Direktur Penelitian dan Pengaturan BPR OJK Ayahandayani menjelaskan OJK mengatur pemenuhan modal inti BPR lewat Peraturan OJK (POJK) Nomor 5/POJK.03/2015 tentang Kewajiban Penyediaan Modal Minimum dan Pemenuhan Modal Inti Minimum BPR. Dalam Pasal 13 aturan itu disebutkan modal inti minimum BPR ditetapkan sebesar Rp6 miliar.
Bagi BPR dengan modal inti kurang dari Rp3 miliar wajib memenuhi modal inti minimum sebesar Rp3 miliar paling lambat pada 31 Desember 2019. Lebih lanjut, BPR tersebut wajib memenuhi modal inti minimum sebesar Rp6 miliar paling lambat pada tanggal 31 Desember 2024.
Lalu, BPR dengan modal inti paling sedikit sebesar Rp3 miliar, namun kurang dari Rp6 miliar, wajib memenuhi modal inti minimum sebesar Rp6 miliar paling lambat pada tanggal 31 Desember 2019.
"Sepertiganya (yang belum memenuhi ketentuan) sudah mulai angkat tangan.
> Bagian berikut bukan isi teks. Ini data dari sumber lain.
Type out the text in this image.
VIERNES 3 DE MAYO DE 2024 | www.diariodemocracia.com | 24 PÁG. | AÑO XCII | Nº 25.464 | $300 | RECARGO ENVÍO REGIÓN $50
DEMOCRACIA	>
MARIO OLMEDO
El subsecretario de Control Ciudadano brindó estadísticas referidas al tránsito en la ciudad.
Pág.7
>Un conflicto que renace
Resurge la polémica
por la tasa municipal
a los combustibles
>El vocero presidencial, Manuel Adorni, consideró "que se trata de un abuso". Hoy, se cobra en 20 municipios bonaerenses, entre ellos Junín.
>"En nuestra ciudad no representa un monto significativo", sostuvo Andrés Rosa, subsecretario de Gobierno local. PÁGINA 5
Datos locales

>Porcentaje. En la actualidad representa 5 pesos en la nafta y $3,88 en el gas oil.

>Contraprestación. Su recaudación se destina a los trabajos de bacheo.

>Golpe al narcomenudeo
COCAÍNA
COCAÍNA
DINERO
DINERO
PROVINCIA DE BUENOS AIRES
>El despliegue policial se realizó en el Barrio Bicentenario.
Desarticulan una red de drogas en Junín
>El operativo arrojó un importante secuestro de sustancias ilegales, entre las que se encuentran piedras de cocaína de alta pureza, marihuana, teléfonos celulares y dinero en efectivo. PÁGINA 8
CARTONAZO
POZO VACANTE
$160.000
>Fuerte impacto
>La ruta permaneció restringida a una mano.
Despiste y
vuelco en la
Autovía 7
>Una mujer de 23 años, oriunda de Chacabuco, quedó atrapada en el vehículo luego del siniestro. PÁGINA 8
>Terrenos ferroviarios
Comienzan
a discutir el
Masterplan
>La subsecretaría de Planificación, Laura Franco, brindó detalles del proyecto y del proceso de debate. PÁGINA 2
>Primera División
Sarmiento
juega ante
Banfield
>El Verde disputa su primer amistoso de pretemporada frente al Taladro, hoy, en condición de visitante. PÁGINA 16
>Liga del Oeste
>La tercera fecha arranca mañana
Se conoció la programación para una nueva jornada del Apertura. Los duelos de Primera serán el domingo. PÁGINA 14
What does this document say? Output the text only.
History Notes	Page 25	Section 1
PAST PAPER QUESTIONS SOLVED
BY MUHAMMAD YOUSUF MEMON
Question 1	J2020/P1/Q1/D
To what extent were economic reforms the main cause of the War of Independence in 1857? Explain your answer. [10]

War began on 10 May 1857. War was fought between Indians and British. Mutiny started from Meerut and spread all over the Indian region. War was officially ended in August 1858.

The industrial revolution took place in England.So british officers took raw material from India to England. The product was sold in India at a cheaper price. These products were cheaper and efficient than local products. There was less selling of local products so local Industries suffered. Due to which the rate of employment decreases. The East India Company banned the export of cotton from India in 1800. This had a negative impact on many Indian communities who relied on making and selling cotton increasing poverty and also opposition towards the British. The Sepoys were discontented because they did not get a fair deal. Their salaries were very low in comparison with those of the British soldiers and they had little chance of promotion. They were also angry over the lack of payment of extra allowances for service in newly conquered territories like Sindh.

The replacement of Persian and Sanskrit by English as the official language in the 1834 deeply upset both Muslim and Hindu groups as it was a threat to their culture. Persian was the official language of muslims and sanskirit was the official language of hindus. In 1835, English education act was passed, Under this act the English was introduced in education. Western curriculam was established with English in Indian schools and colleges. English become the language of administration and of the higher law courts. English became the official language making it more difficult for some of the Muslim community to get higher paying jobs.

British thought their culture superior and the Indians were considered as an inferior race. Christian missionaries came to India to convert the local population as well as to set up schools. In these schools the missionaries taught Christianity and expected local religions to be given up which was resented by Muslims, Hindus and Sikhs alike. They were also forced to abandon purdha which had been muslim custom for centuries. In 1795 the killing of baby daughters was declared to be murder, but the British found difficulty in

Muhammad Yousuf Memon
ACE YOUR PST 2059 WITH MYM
Angkat tangan ada yang sudah mulai ingin gabung untuk satu grup (merger), malah ada yang mengajukan untuk likuidasi, tapi ini kan kami masih tunggu sampai akhir Desember," katanya, Jumat (3/5).
Sementara itu, sepertiga lainnya telah menyatakan kesanggupan mereka untuk memenuhi aturan tersebut sesuai dengan tenggat waktu yang diberikan OJK. Sisanya, mereka masih mencoba untuk memenuhi kewajiban itu tetapi belum memberikan kepastian kepada OJK.
"Kami dalam posisi monitoring, pemantauan terus menerus. Jadi kami tidak bisa menyatakan bahwa mereka yang tidak memnuhi apakah memang mereka tidak memenuhi apakah mereka akhirnya bersedia menambah modal disetor," katanya.
OJK mencatat jumlah BPR mencapai 1.597 unit yang tersebar di seluruh Indonesia. Dari jumlah tersebut mayoritas tersebar di Pulau Jawa dan Bali sebanyak 69 persen atau 1.102 unit. Sedangkan sisanya, 31 persen setara 495 BPR berada di luar Pulau Jawa dan Pulau Bali.